At his muscled peak playing the Greek God Achilles in the film Troy, Brad Pitt suffered the same doom as the hero he portrayed. Pitt reportedly tore his Achilles tendon during filming, resulting in a significant delay in filming. In the classic story, Achilles' mother Thetis dipped Achilles in the river Styx by his heel, making him invincible except for the small area that was not submerged. The Trojan prince Paris ended up killing Achilles with an arrow. The arrow struck the only vulnerable area on his body. From this epic tale, we have the Achilles tendon.
The Achilles tendon is the strongest tendon in the body yet like the hero, it has vulnerability. The watershed area of the Achilles is approximately 4 cm proximal to its insertion in the calcaneus. This is an area of avascularity and decreased thickness to the tendon, resulting in higher susceptibility to tear and rupture.
As for the diagnosis of Achilles tendon ruptures, stabbing pain is usually associated with a traumatic event and the sensation of being hit in the back of the heel. There is usually a palpable defect in the tendon and associated decrease in plantarflexion. Magnetic resonance imaging (MRI) is the gold standard for a true diagnosis.
Conservative treatment is for partial tears, sedentary or older patients, and non-surgical candidates. Treatment consists of gravity equinus casting for six to eight weeks with a gradual decrease in the equinus angle. Patients progress to heel lifts in shoegear. Based on my experience, conservative treatment has a higher incidence of re-rupture.
Surgical treatment for Achilles tendon ruptures is the gold standard. The most popular treatment modality is primary repair of the tendon ending with suture techniques with or without graft reinforcement. There are fascial reinforcements from the gastrocnemius aponeurosis or flexor and peroneal tendons.
Allogenic grafting has increased in popularity to reinforce the suturing technique of choice. No definitive studies have placed one suturing technique over the other.
Clinicians often use orthobiologics to increase healing potential and decrease recovery time. Platelet rich plasma (PRP) has been in widespread use for both assisting the healing of ruptures and for the treatment of Achilles tendonopathy. One would draw the patient's blood, which spins down in a centrifuge to collect the blood platelets. The physician re-injects this blood back to the site of injury to improve healing. Studies support PRP and its use on many inflammatory problems.1,2
Recurrence of injury due to loss of tendon strength is a common complication. Wound dehiscence and infection can occur, but one can avoid these with good incision planning and technique. As with much of trauma, the diagnosis and treatment of Achilles tendon ruptures is relatively straightforward.

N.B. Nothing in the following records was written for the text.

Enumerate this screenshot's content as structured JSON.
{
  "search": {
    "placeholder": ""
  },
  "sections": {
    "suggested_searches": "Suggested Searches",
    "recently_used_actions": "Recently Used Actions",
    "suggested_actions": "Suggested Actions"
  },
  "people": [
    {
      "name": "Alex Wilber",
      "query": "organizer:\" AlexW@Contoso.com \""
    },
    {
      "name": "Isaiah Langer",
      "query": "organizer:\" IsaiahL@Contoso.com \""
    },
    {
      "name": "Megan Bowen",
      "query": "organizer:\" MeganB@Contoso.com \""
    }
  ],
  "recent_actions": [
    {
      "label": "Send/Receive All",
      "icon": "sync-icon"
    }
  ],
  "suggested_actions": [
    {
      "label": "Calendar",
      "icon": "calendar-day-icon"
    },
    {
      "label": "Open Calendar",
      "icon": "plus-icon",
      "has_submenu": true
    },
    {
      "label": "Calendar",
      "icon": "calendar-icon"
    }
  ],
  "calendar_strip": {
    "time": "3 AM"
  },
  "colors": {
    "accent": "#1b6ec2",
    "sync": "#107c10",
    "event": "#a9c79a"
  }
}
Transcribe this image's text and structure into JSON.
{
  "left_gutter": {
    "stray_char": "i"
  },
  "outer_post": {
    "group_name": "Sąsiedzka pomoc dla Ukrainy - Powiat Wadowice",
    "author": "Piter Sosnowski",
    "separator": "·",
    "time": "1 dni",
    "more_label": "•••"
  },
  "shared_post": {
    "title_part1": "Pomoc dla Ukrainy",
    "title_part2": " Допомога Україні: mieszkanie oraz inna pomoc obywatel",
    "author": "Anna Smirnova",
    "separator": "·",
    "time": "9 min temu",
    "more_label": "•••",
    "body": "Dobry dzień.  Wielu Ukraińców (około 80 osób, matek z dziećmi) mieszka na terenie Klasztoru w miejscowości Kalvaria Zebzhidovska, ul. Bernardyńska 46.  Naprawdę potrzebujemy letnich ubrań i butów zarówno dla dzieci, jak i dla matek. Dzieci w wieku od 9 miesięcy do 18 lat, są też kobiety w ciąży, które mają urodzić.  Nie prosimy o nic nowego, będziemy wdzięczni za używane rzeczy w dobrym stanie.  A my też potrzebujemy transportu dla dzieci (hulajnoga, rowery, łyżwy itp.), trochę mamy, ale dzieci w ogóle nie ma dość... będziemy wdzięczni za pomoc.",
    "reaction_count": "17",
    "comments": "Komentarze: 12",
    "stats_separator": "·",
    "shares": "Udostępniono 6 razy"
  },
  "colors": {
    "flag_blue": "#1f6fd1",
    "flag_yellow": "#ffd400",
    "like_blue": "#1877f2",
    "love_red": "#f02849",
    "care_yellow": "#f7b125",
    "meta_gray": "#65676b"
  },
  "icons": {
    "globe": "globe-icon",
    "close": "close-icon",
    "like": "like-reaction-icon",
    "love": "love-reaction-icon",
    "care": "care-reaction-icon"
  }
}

The moral of this story is prevention. Teach all active patients proper stretch techniques and preach to them the importance of stretching before and after activity. This will cut down on the weekend warrior injuries we see.
1. McCarrel TM, Minas T, Fortier LA. Optimization of leukocyte concentration in platelet-rich plasma for the treatment of tendinopathy. J Bone Joint Surg Am. 2012; 94(19):e1431-8.
2. Xiong X, Wu L, Xiang D, et al. [Effect of platelet-rich plasma injection on early healing of Achilles tendon rupture in rats]. Zhongguo Xiu Fu Chong Jian Wai Ke Za Zhi. 2012; 26(4):466-71. Chinese.